Sustained efforts from the bank to improve its deposit-mix bore fruit as the banks ratio of current-to-saving account (CASA ratio) improved to 57.7 percent up from 55.7 over the previous year. And keeping in line with ABLs cautious lending approach the ADR fell nearly 7 percent in the first nine months of the calendar year.
Pressure on the asset quality was reflected by a 16.5 percent rise in non-performing loans to date in the current calendar year. But strong risk management policies have led to an increase in provisioning of nearly 22 percent in the first nine months.
Still, the infectious ratio of ABL stands at just over 8 percent. The ratio has seen an increase of nearly 150 basis points since the beginning of the year, almost two-thirds of which accounts for in the last three months, which is a point of concern.
Nonetheless, it is much less than its peers, depicting the sound lending policies of the bank and its tilt towards the less risky big corporations.

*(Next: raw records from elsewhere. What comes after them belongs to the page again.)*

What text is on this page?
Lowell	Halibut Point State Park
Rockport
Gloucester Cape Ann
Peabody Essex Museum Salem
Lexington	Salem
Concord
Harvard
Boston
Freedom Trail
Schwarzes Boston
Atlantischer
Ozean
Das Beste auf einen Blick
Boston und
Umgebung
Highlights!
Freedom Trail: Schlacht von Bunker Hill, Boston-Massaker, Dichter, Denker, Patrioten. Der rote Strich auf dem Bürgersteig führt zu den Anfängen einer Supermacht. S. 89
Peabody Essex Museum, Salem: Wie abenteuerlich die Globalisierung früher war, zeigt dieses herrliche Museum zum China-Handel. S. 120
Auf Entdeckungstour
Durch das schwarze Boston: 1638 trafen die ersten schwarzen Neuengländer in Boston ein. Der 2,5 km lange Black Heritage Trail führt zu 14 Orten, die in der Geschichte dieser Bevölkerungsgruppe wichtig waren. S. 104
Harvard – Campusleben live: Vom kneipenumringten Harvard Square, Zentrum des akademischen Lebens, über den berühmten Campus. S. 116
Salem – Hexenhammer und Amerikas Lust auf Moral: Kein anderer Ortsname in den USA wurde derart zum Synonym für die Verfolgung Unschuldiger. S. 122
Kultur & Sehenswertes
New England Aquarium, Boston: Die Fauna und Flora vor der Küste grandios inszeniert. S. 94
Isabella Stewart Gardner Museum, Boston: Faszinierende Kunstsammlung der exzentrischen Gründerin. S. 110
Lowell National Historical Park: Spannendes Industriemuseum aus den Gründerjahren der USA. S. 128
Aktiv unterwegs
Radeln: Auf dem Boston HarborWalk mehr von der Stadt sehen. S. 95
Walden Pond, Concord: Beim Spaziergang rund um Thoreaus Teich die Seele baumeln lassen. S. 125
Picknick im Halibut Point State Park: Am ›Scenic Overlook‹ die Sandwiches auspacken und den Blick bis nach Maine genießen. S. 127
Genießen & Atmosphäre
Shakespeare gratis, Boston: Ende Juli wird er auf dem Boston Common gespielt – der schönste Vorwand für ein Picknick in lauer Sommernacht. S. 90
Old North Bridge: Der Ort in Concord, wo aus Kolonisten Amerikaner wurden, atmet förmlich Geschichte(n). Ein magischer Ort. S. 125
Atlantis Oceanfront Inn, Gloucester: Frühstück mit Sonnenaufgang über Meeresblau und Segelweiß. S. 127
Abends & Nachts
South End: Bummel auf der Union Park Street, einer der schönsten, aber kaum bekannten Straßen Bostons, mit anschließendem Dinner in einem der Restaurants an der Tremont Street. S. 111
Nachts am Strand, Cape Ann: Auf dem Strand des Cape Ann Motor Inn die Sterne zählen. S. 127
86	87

Given subdued economic activities lately income from investment banking - project finance and advisory has remained in the shadows for much of the last year. And in the absence of the large capital gains from the equity market in the previous year, other income decreased sharply.
One-off expenses in the voluntary retirement scheme caused the non-mark-up expenses to grow by more than 10 percent in the first nine months. Given investments in technology improvements in the banks system, the overall impact of a highly inflationary environment was largely kept in check by ABLs management.
ABL, just like its peers, is bracing itself for a potential surge in non-performing loans due to the floods. But as reconstruction begins, Allied Bank may be set to benefit from it given its exposure to the cement sector.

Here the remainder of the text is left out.